In November, the Chancellor had to respond to some severe downgrades to the economic and fiscal forecasts; public sector borrowing was the only measure to be upgraded. Fast forward four months, however, and the Spring Statement offered breathing space with forecasts making more pleasing viewing.

On economic growth, the OBR predicted that the UK will grow at 1.5 per cent in 2018 – up from the 1.4 per cent predicted in the Autumn – although this figure will be revised down to 1.3 per cent in 2019 and 2020. Whilst this upward growth revision over the next 12 months is clearly welcome, the rates still leave the UK at the bottom of the G7. The Chancellor will be hoping that, like 2017, the UK can surpass the expectations.

Since the UK voted to leave the EU, the UK’s rate of inflation has been above the Bank of England’s two per cent target and hit a high of 3.1 per cent in December 2017. Over the next 12 months, however, the OBR has predicted that inflation will fall to two per cent which means that workers will get a real wage increase.

The Chancellor delivered more good news on the state of the UK’s public finances over the financial year, with borrowing expected to come in at £45.2 billion – compared to November’s forecast of £49.9 billion.
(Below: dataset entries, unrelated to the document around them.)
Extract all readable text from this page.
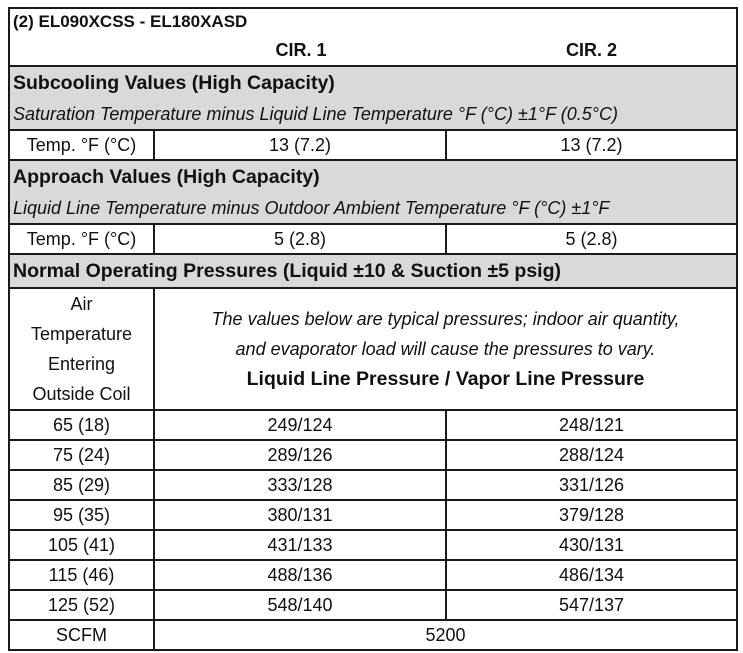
(2) EL090XCSS - EL180XASD
CIR. 1	CIR. 2
Subcooling Values (High Capacity)
Saturation Temperature minus Liquid Line Temperature °F (°C) ±1°F (0.5°C)
Temp. °F (°C)	13 (7.2)	13 (7.2)
Approach Values (High Capacity)
Liquid Line Temperature minus Outdoor Ambient Temperature °F (°C) ±1°F
Temp. °F (°C)	5 (2.8)	5 (2.8)
Normal Operating Pressures (Liquid ±10 & Suction ±5 psig)
Air
Temperature
Entering
Outside Coil
The values below are typical pressures; indoor air quantity,
and evaporator load will cause the pressures to vary.
Liquid Line Pressure / Vapor Line Pressure
65 (18)	249/124	248/121
75 (24)	289/126	288/124
85 (29)	333/128	331/126
95 (35)	380/131	379/128
105 (41)	431/133	430/131
115 (46)	488/136	486/134
125 (52)	548/140	547/137
SCFM	5200
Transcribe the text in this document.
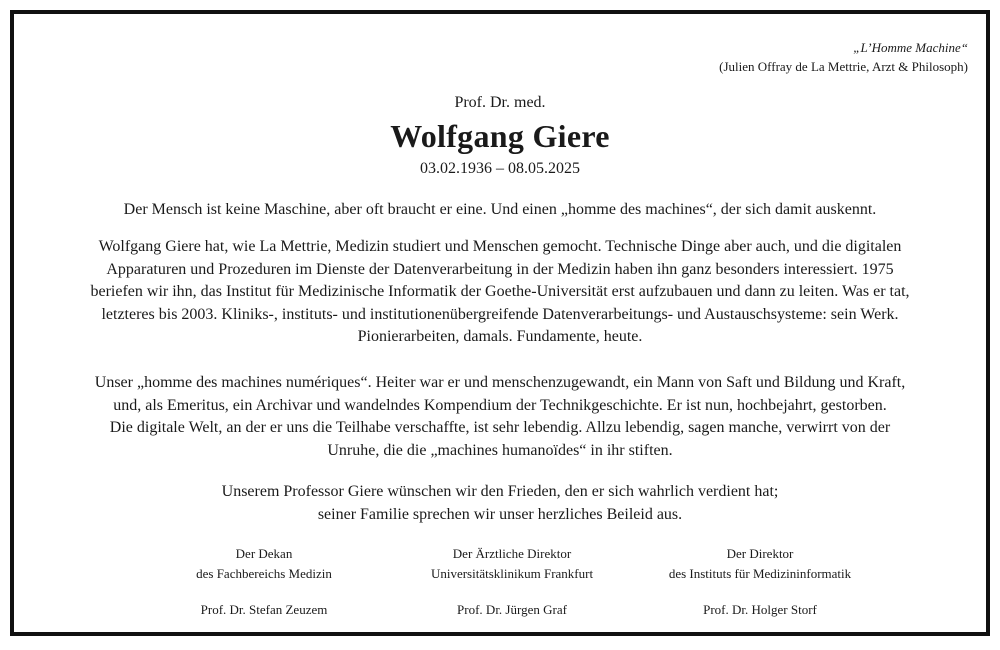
„L’Homme Machine“
(Julien Offray de La Mettrie, Arzt & Philosoph)
Prof. Dr. med.
Wolfgang Giere
03.02.1936 – 08.05.2025

Der Mensch ist keine Maschine, aber oft braucht er eine. Und einen „homme des machines“, der sich damit auskennt.

Wolfgang Giere hat, wie La Mettrie, Medizin studiert und Menschen gemocht. Technische Dinge aber auch, und die digitalen
Apparaturen und Prozeduren im Dienste der Datenverarbeitung in der Medizin haben ihn ganz besonders interessiert. 1975
beriefen wir ihn, das Institut für Medizinische Informatik der Goethe-Universität erst aufzubauen und dann zu leiten. Was er tat,
letzteres bis 2003. Kliniks-, instituts- und institutionenübergreifende Datenverarbeitungs- und Austauschsysteme: sein Werk.
Pionierarbeiten, damals. Fundamente, heute.

Unser „homme des machines numériques“. Heiter war er und menschenzugewandt, ein Mann von Saft und Bildung und Kraft,
und, als Emeritus, ein Archivar und wandelndes Kompendium der Technikgeschichte. Er ist nun, hochbejahrt, gestorben.
Die digitale Welt, an der er uns die Teilhabe verschaffte, ist sehr lebendig. Allzu lebendig, sagen manche, verwirrt von der
Unruhe, die die „machines humanoïdes“ in ihr stiften.

Unserem Professor Giere wünschen wir den Frieden, den er sich wahrlich verdient hat;
seiner Familie sprechen wir unser herzliches Beileid aus.

Der Dekan
des Fachbereichs Medizin
Prof. Dr. Stefan Zeuzem
Der Ärztliche Direktor
Universitätsklinikum Frankfurt
Prof. Dr. Jürgen Graf
Der Direktor
des Instituts für Medizininformatik
Prof. Dr. Holger Storf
This is partly a result of a strong January, when self-assessments are completed, and taxes paid by the self-employed.

Day-to-day government spending is set to be in surplus, with borrowing used to finance capital investment. Because of the declining public-sector borrowing, the debt to GDP ratio is set to fall from 85.6 per cent in 2017/18 to 77.9 per cent in 2021/22.

Whilst the OBR forecasts have given the Chancellor some breathing space, freelancers do not share the same level of optimism. In IPSE’s most recent Confidence Index, confidence in the UK economy had fallen to the second lowest levels on record while business confidence has remained at a consistently worrying level. Demand for freelance work has been falling since Q1 2017 while self-employment growth has also halted in 2018.
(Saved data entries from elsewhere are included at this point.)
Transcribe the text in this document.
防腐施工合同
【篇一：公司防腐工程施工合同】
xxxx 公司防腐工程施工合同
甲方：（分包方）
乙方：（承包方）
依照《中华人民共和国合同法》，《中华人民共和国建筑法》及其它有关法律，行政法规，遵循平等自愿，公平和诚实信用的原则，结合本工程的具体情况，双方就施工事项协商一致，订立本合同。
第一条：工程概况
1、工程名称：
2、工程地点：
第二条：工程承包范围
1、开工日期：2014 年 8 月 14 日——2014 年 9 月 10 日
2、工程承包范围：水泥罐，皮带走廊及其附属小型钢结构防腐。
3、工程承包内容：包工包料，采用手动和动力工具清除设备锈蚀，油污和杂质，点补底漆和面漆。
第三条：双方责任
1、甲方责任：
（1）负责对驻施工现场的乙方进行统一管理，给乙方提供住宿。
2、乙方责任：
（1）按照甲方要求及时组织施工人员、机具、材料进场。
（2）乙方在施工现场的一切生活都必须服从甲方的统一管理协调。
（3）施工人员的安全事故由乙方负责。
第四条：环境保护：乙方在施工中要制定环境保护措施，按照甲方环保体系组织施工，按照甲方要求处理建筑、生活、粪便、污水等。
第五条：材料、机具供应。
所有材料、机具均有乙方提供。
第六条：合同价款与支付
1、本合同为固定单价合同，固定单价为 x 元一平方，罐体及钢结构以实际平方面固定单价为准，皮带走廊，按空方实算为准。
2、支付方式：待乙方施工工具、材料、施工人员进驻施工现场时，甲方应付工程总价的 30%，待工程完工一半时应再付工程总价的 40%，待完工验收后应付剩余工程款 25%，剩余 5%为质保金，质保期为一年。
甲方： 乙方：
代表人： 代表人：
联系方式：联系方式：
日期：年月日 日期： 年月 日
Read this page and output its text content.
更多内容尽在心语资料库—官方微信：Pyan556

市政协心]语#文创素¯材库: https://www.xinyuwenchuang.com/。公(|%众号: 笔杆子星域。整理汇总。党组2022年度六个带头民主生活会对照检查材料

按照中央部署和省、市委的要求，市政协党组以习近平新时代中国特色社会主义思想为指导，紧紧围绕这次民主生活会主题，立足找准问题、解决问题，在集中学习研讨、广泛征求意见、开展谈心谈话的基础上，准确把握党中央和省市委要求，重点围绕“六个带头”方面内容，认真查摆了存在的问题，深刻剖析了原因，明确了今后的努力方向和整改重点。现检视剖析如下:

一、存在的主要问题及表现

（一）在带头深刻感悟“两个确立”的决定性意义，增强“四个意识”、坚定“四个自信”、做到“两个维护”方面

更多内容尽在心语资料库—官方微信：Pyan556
Freelancers have cited Brexit, the Government’s fiscal policy relating to freelancing and regulations relating to hiring freelancers as the top factors hitting their business confidence. And this could be compounded by the Spring Statement’s announcement that there would be a call for evidence relating to the VAT threshold.

Whilst the Spring Statement may have provided the Chancellor with some breathing space, it is worth remembering that the forecasts are still down compared to his Autumn Budget 2016. Hopefully, some of the Chancellor’s overall optimism can trickle down to the UK’s hard-working freelancers as they continue to drive the economy.